My purpose is not to advance a “pro-” or “anti-” lockdown position.  I have no idea what is right and wrong to do. Whichever way we turn there are harms. But, I do know that minimising harms means thinking about, understanding and confronting inequality and injustice politically, professionally and personally. Inequality is not just about who loses but who gains.  What does it mean that the working class women and men, many racialized (BAME), are not only delivering food but also human kindness?  When David Graeber died in September 2020, someone who I respect a lot said that one of the best things this (once) working class public intellectual ever wrote was a piece suggesting that “the curse of the working classes” is that when it comes to human relationships, they “care too much”.  Members of the middle class may think that “they” vote the wrong way, or even that they are blind to their own interests, but perhaps, at the most basic level of human solidarity, the casual care of workers reflects ways in which working class experience actually makes people nicer.


Mike Haynes

West Midlands, UK

Mike Haynes is a retired academic who taught at a Midlands university.
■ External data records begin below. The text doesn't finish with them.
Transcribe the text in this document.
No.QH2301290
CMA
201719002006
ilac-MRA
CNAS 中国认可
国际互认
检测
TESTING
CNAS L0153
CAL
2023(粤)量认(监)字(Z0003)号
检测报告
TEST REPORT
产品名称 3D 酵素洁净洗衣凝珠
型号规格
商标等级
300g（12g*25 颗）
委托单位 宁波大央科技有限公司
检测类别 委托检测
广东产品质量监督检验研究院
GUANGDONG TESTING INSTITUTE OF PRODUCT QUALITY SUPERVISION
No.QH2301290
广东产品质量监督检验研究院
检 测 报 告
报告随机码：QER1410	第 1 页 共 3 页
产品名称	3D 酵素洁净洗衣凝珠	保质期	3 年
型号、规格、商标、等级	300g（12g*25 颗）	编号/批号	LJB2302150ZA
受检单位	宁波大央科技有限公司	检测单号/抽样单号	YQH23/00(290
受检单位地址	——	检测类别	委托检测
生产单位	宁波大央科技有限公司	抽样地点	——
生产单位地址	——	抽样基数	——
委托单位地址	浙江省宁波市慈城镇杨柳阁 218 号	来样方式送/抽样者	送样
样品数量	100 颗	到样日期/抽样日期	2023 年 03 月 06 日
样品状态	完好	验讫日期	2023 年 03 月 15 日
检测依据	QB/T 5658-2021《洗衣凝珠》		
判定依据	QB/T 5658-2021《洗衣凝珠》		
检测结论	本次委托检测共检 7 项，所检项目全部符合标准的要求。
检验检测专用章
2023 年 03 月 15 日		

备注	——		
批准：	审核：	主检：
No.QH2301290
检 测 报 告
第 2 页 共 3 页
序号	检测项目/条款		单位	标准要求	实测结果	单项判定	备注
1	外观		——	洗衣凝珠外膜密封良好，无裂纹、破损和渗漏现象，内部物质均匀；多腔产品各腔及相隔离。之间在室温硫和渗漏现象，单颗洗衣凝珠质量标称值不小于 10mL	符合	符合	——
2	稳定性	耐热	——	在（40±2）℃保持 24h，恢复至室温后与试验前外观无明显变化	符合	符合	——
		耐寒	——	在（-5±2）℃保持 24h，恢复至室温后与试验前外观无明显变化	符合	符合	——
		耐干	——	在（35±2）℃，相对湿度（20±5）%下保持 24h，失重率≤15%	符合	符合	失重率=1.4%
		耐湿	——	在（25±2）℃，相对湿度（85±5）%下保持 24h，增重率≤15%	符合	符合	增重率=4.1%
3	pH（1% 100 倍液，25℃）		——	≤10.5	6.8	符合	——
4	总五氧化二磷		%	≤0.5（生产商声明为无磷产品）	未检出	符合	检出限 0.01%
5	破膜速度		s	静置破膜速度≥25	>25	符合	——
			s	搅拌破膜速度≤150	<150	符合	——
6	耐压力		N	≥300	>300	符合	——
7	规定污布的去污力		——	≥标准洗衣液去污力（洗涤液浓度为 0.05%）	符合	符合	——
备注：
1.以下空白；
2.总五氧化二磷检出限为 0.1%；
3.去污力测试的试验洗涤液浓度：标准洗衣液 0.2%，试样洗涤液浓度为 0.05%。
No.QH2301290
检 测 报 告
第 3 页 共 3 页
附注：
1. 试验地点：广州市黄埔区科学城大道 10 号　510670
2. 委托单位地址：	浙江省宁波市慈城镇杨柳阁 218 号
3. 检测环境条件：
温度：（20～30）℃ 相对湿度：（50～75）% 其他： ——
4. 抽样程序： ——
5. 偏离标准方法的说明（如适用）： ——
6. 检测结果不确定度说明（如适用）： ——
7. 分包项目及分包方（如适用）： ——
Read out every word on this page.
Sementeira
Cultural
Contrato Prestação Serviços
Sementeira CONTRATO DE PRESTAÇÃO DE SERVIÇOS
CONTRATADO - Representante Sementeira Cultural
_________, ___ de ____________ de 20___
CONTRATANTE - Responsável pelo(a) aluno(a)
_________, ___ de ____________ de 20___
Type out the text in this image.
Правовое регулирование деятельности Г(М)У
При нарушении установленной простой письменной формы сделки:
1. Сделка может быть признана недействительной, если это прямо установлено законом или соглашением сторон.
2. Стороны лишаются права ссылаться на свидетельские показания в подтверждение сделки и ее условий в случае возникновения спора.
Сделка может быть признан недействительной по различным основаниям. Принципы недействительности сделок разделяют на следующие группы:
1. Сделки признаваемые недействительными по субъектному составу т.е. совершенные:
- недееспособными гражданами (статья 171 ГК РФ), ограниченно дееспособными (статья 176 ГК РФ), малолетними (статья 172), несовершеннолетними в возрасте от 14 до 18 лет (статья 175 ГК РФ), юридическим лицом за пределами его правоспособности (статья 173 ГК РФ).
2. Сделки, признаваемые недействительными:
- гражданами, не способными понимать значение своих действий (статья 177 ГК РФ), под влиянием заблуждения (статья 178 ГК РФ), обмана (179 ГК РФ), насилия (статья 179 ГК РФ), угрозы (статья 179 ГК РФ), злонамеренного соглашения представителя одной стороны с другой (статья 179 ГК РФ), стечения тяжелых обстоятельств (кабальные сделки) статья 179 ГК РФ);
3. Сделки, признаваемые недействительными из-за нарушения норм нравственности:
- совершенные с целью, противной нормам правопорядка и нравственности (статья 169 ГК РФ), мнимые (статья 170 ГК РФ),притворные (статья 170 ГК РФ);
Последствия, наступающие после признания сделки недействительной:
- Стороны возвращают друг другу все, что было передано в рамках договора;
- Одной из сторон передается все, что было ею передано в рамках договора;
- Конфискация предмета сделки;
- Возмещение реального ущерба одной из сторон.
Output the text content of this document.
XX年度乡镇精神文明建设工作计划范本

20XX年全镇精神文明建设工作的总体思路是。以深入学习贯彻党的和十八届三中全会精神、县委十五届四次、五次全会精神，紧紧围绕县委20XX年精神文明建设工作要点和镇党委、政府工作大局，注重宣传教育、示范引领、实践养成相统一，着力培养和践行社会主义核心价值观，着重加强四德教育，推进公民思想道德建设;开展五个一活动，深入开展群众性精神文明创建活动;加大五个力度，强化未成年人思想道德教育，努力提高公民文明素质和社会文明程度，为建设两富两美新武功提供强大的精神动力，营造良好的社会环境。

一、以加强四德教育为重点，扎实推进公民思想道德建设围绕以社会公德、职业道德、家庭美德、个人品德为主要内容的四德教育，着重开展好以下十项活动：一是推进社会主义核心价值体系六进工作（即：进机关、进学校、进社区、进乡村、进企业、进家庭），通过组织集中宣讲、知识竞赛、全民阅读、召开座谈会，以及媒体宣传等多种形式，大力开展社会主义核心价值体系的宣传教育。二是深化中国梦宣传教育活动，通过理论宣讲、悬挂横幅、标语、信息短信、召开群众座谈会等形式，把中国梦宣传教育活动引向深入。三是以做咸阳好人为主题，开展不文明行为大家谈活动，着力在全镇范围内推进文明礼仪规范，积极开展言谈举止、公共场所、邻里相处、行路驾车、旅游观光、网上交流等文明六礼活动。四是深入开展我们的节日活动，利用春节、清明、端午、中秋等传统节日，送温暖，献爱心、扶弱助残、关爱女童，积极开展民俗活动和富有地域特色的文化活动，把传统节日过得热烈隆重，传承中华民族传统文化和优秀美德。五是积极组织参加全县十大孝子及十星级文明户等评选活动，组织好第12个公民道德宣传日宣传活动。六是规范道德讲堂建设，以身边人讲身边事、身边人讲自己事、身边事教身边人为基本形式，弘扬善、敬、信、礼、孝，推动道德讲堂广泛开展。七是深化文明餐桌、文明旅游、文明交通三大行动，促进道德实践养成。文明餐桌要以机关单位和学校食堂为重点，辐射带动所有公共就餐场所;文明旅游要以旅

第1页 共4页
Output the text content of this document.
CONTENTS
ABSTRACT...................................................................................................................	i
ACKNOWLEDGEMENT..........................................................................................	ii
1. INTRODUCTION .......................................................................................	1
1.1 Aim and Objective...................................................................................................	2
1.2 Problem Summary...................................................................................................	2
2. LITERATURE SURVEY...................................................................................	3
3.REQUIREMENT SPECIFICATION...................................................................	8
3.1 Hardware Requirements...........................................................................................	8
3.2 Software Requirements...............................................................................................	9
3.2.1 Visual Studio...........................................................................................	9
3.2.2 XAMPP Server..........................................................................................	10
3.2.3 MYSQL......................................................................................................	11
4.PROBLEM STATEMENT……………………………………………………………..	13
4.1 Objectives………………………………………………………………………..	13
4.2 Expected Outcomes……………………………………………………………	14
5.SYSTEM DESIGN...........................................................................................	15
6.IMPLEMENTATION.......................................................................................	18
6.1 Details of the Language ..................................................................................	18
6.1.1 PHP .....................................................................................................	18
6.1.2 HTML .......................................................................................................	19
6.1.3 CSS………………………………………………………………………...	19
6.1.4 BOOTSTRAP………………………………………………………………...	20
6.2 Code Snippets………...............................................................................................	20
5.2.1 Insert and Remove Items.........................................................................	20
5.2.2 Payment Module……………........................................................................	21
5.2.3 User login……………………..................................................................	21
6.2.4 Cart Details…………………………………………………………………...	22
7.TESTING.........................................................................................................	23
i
He blogs and tweets as the Jobbing Leftie Historian. Having had a good salary, he retired on a good pension. The biggest cost of the pandemic to him and his wife has been the inability to see children and grandchildren. Due to his inability to cope with Zoom, he has also lost the possibility of giving talks to organisations like the University of the Third Age, one of the hidden social networks that help older people (primarily professional and female)  survive.